In ambulatory care, we have 2 nurses who can do bloods but sometimes they can be doing ECGs and taking bloods from other patients and if a patient needs a repeat troponin, lets say rather than waiting for my nursing colleagues to finish, I take the bloods myself. 
On the medical shift stay wards, I do senior reviews for patients who have been post taked already to assess whether they are fit for discharge/transfer to another speciality. As my FY1 and SHO colleagues are busy with the consultant ward rounds, discharges and doing other jobs, I do the bloods for the patients I see unless I am very busy - in which case, if it is non-urgent, I add it to the job list which we all plough through together after the ward rounds. 
When I am on call on the COVID wards, if my FY1/SHO colleagues struggle ( they can try maximum twice), I take over as I do not want them to get over-exposed to this horrible virus. 
For me, after 5 years in the NHS, it is not a big deal. Just like typing up a discharge summary is not an issue. 

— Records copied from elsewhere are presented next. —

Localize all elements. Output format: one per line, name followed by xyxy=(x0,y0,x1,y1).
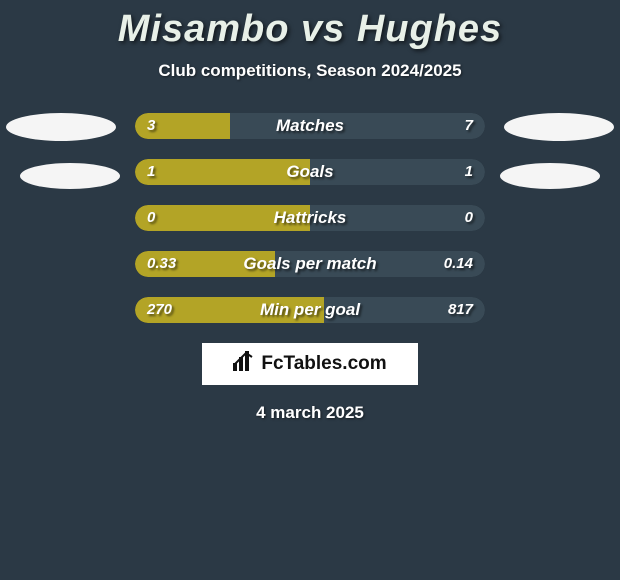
stat-value-right: 7 xyxy=(465,113,473,139)
player-left-ellipse-2 xyxy=(20,163,120,189)
stat-row: Min per goal270817 xyxy=(135,297,485,323)
stat-value-left: 270 xyxy=(147,297,172,323)
player-right-ellipse-2 xyxy=(500,163,600,189)
bars-icon xyxy=(233,351,255,377)
stat-row: Matches37 xyxy=(135,113,485,139)
stat-bar-left xyxy=(135,205,310,231)
stats-bars: Matches37Goals11Hattricks00Goals per mat… xyxy=(0,113,620,323)
stat-value-left: 3 xyxy=(147,113,155,139)
stat-value-right: 1 xyxy=(465,159,473,185)
player-right-ellipse-1 xyxy=(504,113,614,141)
stat-row: Hattricks00 xyxy=(135,205,485,231)
date-text: 4 march 2025 xyxy=(0,403,620,423)
stat-bar-right xyxy=(230,113,486,139)
stat-value-right: 0 xyxy=(465,205,473,231)
stat-row: Goals per match0.330.14 xyxy=(135,251,485,277)
page-subtitle: Club competitions, Season 2024/2025 xyxy=(0,61,620,81)
stat-row: Goals11 xyxy=(135,159,485,185)
stat-value-left: 0.33 xyxy=(147,251,176,277)
page-title: Misambo vs Hughes xyxy=(0,0,620,51)
stat-value-right: 0.14 xyxy=(444,251,473,277)
stat-bar-left xyxy=(135,159,310,185)
stat-value-left: 0 xyxy=(147,205,155,231)
stat-bar-right xyxy=(310,159,485,185)
logo-box: FcTables.com xyxy=(202,343,418,385)
stat-bar-right xyxy=(310,205,485,231)
stat-value-right: 817 xyxy=(448,297,473,323)
player-left-ellipse-1 xyxy=(6,113,116,141)
stat-value-left: 1 xyxy=(147,159,155,185)
logo-text: FcTables.com xyxy=(261,353,386,375)
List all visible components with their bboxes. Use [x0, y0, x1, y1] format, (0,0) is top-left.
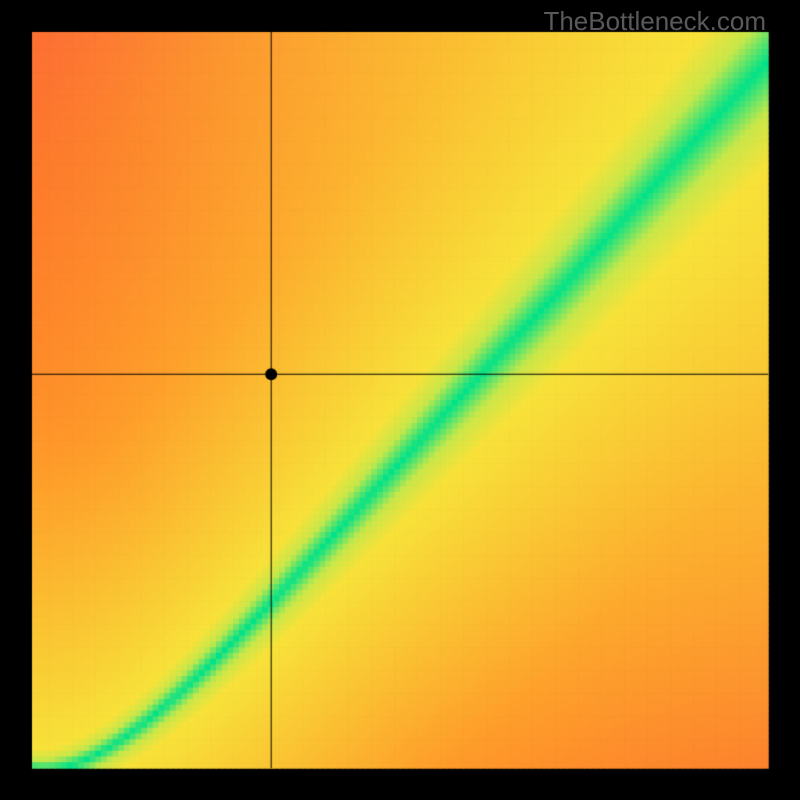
- bottleneck-heatmap: [0, 0, 800, 800]
- watermark-text: TheBottleneck.com: [543, 6, 766, 37]
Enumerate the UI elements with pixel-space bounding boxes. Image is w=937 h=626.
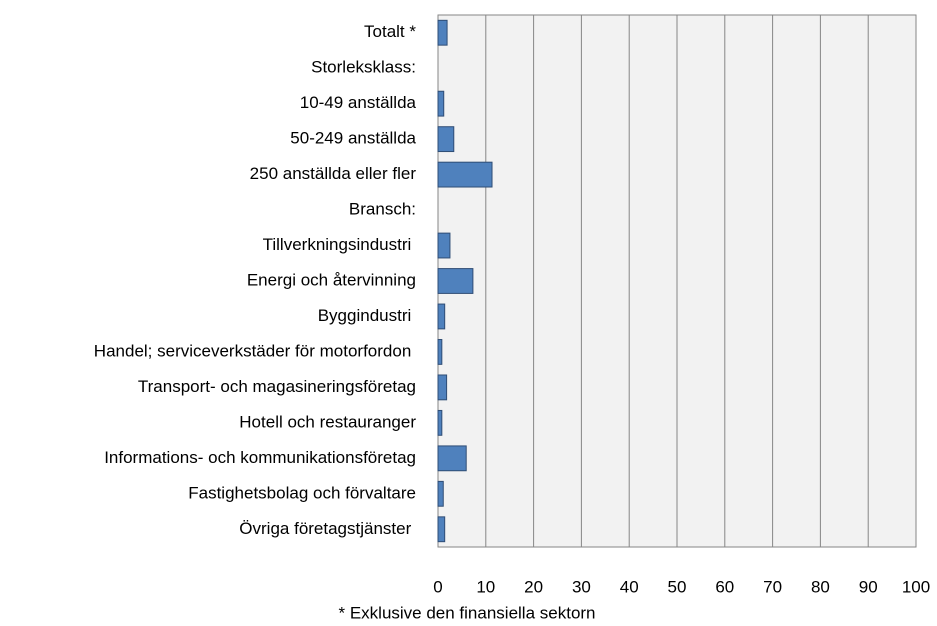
y-tick-label: Fastighetsbolag och förvaltare — [188, 483, 416, 502]
x-tick-label: 100 — [902, 577, 930, 596]
y-tick-label: Bransch: — [349, 200, 416, 219]
x-tick-label: 80 — [811, 577, 830, 596]
bar — [437, 409, 443, 436]
bar — [437, 480, 444, 507]
bar — [437, 161, 493, 188]
y-tick-label: Informations- och kommunikationsföretag — [104, 448, 416, 467]
bar — [437, 90, 445, 117]
bar — [437, 374, 448, 401]
y-tick-label: 250 anställda eller fler — [250, 164, 417, 183]
x-tick-label: 70 — [763, 577, 782, 596]
x-tick-label: 30 — [572, 577, 591, 596]
y-tick-label: 50-249 anställda — [290, 129, 416, 148]
bar — [437, 232, 451, 259]
y-tick-label: Energi och återvinning — [247, 270, 416, 289]
x-tick-label: 60 — [715, 577, 734, 596]
bar — [437, 303, 446, 330]
x-tick-label: 20 — [524, 577, 543, 596]
y-tick-label: Byggindustri — [318, 306, 416, 325]
y-tick-label: Övriga företagstjänster — [239, 519, 416, 538]
bar — [437, 445, 467, 472]
x-tick-label: 50 — [668, 577, 687, 596]
y-tick-label: Transport- och magasineringsföretag — [138, 377, 416, 396]
y-tick-label: 10-49 anställda — [300, 93, 417, 112]
x-tick-label: 90 — [859, 577, 878, 596]
bar — [437, 19, 448, 46]
y-tick-label: Storleksklass: — [311, 58, 416, 77]
y-tick-label: Handel; serviceverkstäder för motorfordo… — [94, 341, 416, 360]
x-tick-label: 10 — [476, 577, 495, 596]
footnote: * Exklusive den finansiella sektorn — [338, 603, 595, 622]
x-tick-label: 0 — [433, 577, 442, 596]
y-tick-label: Tillverkningsindustri — [263, 235, 416, 254]
y-tick-label: Hotell och restauranger — [239, 412, 416, 431]
bar — [437, 268, 474, 294]
bar — [437, 516, 446, 543]
bar — [437, 339, 443, 365]
x-tick-label: 40 — [620, 577, 639, 596]
bar — [437, 126, 455, 153]
y-tick-label: Totalt * — [364, 22, 416, 41]
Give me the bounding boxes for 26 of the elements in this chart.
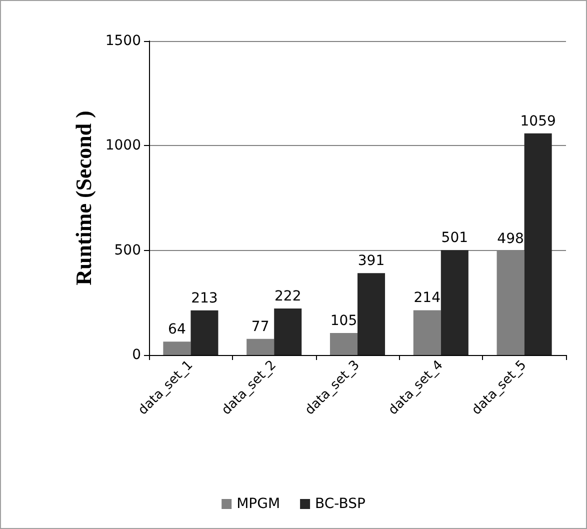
y-tick-label: 0 bbox=[132, 347, 141, 363]
bar bbox=[163, 342, 191, 355]
bar bbox=[274, 308, 302, 355]
y-axis-title: Runtime (Second ) bbox=[70, 110, 96, 286]
data-label: 391 bbox=[358, 253, 385, 270]
data-label: 105 bbox=[330, 313, 358, 330]
data-label: 77 bbox=[251, 318, 270, 335]
bar bbox=[440, 250, 468, 355]
data-label: 501 bbox=[441, 230, 468, 246]
y-tick-label: 1000 bbox=[105, 138, 141, 154]
data-label: 213 bbox=[191, 290, 218, 306]
bar bbox=[413, 310, 441, 355]
bar bbox=[524, 133, 552, 355]
bar bbox=[246, 338, 274, 355]
data-label: 64 bbox=[168, 322, 186, 338]
data-label: 214 bbox=[414, 290, 441, 306]
bar bbox=[190, 310, 218, 355]
legend-label: BC-BSP bbox=[315, 496, 366, 512]
data-label: 498 bbox=[497, 230, 524, 247]
y-tick-label: 500 bbox=[114, 242, 141, 258]
y-tick-label: 1500 bbox=[105, 33, 141, 49]
data-label: 222 bbox=[274, 288, 302, 305]
bar bbox=[358, 273, 386, 355]
legend-label: MPGM bbox=[236, 496, 280, 512]
bar bbox=[330, 333, 358, 355]
data-label: 1059 bbox=[520, 113, 556, 130]
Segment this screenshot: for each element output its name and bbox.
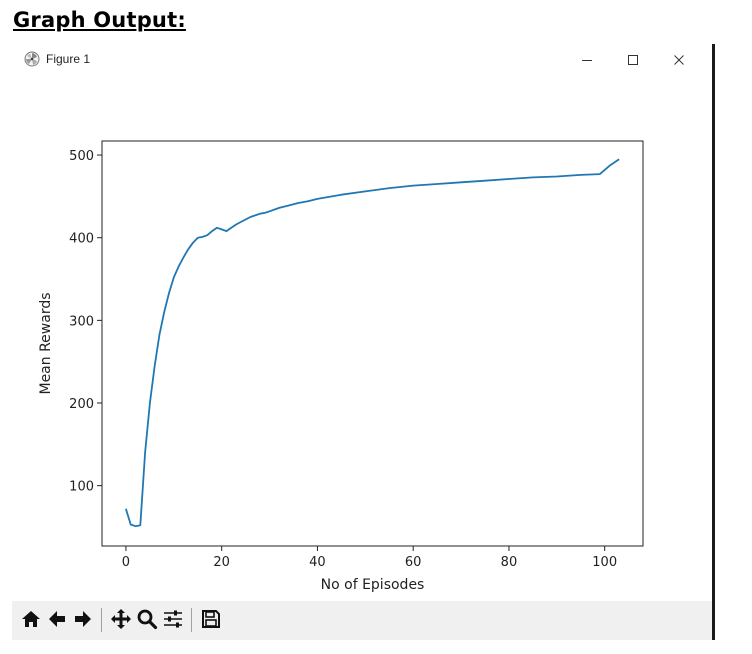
x-tick-label: 0 xyxy=(122,555,130,570)
x-tick-label: 20 xyxy=(213,555,230,570)
floppy-disk-icon xyxy=(202,610,220,628)
save-button[interactable] xyxy=(198,605,224,633)
line-chart: 0 20 40 60 80 100 100 200 300 400 500 No of Episo… xyxy=(38,140,644,593)
close-button[interactable] xyxy=(656,44,702,76)
maximize-button[interactable] xyxy=(610,44,656,76)
magnifier-icon xyxy=(137,609,158,630)
toolbar-separator xyxy=(101,608,102,632)
home-button[interactable] xyxy=(18,605,44,633)
y-axis-ticks: 100 200 300 400 500 xyxy=(69,149,102,495)
y-tick-label: 100 xyxy=(69,480,94,495)
maximize-icon xyxy=(628,55,638,65)
x-axis-ticks: 0 20 40 60 80 100 xyxy=(122,546,617,570)
sliders-icon xyxy=(164,610,182,628)
axes-frame xyxy=(101,140,644,547)
move-icon xyxy=(111,609,131,629)
figure-canvas[interactable]: 0 20 40 60 80 100 100 200 300 400 500 No of Episo… xyxy=(12,76,712,601)
navigation-toolbar xyxy=(12,601,712,640)
window-titlebar[interactable]: Figure 1 xyxy=(12,44,712,76)
home-icon xyxy=(22,611,40,627)
x-tick-label: 80 xyxy=(501,555,518,570)
x-tick-label: 60 xyxy=(405,555,422,570)
window-title: Figure 1 xyxy=(46,52,91,66)
zoom-button[interactable] xyxy=(134,605,160,633)
forward-button[interactable] xyxy=(70,605,96,633)
y-axis-label: Mean Rewards xyxy=(38,292,54,394)
x-tick-label: 100 xyxy=(592,555,617,570)
back-button[interactable] xyxy=(44,605,70,633)
page-heading: Graph Output: xyxy=(13,8,186,32)
pan-button[interactable] xyxy=(108,605,134,633)
y-tick-label: 500 xyxy=(69,149,94,164)
toolbar-separator xyxy=(191,608,192,632)
configure-subplots-button[interactable] xyxy=(160,605,186,633)
arrow-right-icon xyxy=(75,611,91,627)
minimize-icon xyxy=(582,60,592,61)
y-tick-label: 400 xyxy=(69,232,94,247)
figure-window: Figure 1 0 20 40 60 80 100 100 200 300 400 500 No… xyxy=(12,44,715,640)
y-tick-label: 200 xyxy=(69,397,94,412)
close-icon xyxy=(674,55,684,65)
minimize-button[interactable] xyxy=(564,44,610,76)
y-tick-label: 300 xyxy=(69,314,94,329)
x-axis-label: No of Episodes xyxy=(321,577,425,593)
arrow-left-icon xyxy=(49,611,65,627)
x-tick-label: 40 xyxy=(309,555,326,570)
series-line xyxy=(125,158,620,528)
matplotlib-logo-icon xyxy=(24,51,40,67)
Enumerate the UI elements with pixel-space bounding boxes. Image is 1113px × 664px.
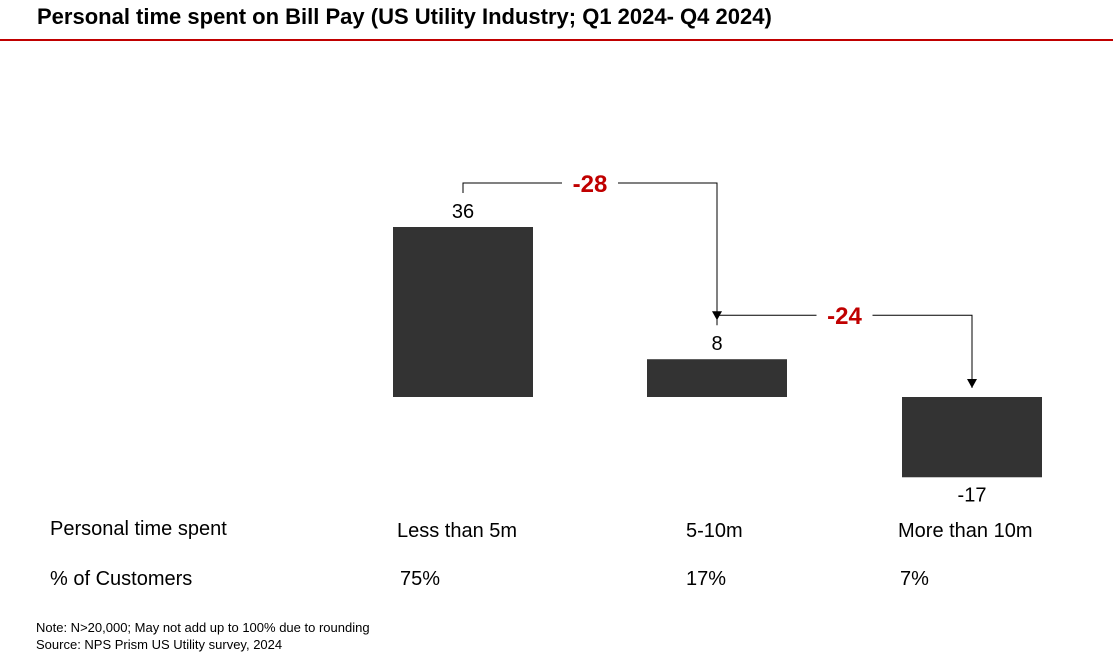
data-label-less-than-5m: 36 <box>452 201 474 223</box>
data-label-more-than-10m: -17 <box>958 484 987 506</box>
time-spent-less-than-5m: Less than 5m <box>397 520 518 542</box>
footnote-source: Source: NPS Prism US Utility survey, 202… <box>36 637 283 652</box>
bar-more-than-10m <box>902 397 1042 478</box>
time-spent-more-than-10m: More than 10m <box>898 520 1033 542</box>
percent-customers-more-than-10m: 7% <box>900 568 929 590</box>
percent-customers-less-than-5m: 75% <box>400 568 441 590</box>
difference-label-background-2 <box>816 301 873 330</box>
difference-label-background-1 <box>562 169 618 197</box>
chart-title: Personal time spent on Bill Pay (US Util… <box>37 4 772 29</box>
percent-customers-5-10m: 17% <box>686 568 727 590</box>
bar-5-10m <box>647 359 787 397</box>
bar-less-than-5m <box>393 227 533 397</box>
difference-label-2: -24 <box>827 303 862 330</box>
row-label-time-spent: Personal time spent <box>50 518 227 540</box>
row-label-percent-customers: % of Customers <box>50 568 193 590</box>
title-divider <box>0 39 1113 41</box>
data-label-5-10m: 8 <box>711 333 722 355</box>
footnote-note: Note: N>20,000; May not add up to 100% d… <box>36 620 370 635</box>
difference-label-1: -28 <box>573 171 608 198</box>
time-spent-5-10m: 5-10m <box>686 520 743 542</box>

When I started in the NHS , I expected nurses to do bloods however I quickly learnt how busy they were and was lucky to work in trusts where I didn't spend the whole day doing this. I tried to do as many as I can and I actually used to give my contact details to my colleagues to let me know if they were struggling when I was a core trainee as I wanted to develop this skill so much to avoid multiple attempts on patients ( i am needle phobic hence I can relate ). 
As a registrar, I still do my own bloods and cannulas unless I am very busy in which case I request my nursing colleagues if they are free or my other colleagues. 
This is an important skill to have and with practice I can confidently do this within 2 minutes and can cannulate most difficult patients. If I struggle, I always ask for help. 

I as a registrar would have not been able to help with difficult cannulas and venepunctures had I not learnt and practiced well as a SHO. However I delegate tasks if I am busy and I used to do the same as a SHO. 

I have also seen some amazing consultants do their own cannulas and bloods occasionally I too , will always try my best to support my team no matter which level I am working at. Working in the NHS is a team effort and we are all here to help each other for the betterment of patients. 

So the bottom line is, 
If someone asks you to do a cannula/do bloods, do them! However if you are asked to bleed the whole ward, escalate it. And when you are a registrar, help your colleagues by doing cannulas and bloods whenever possible- be the registrar you wanted to work with when you were a FY1/SHO.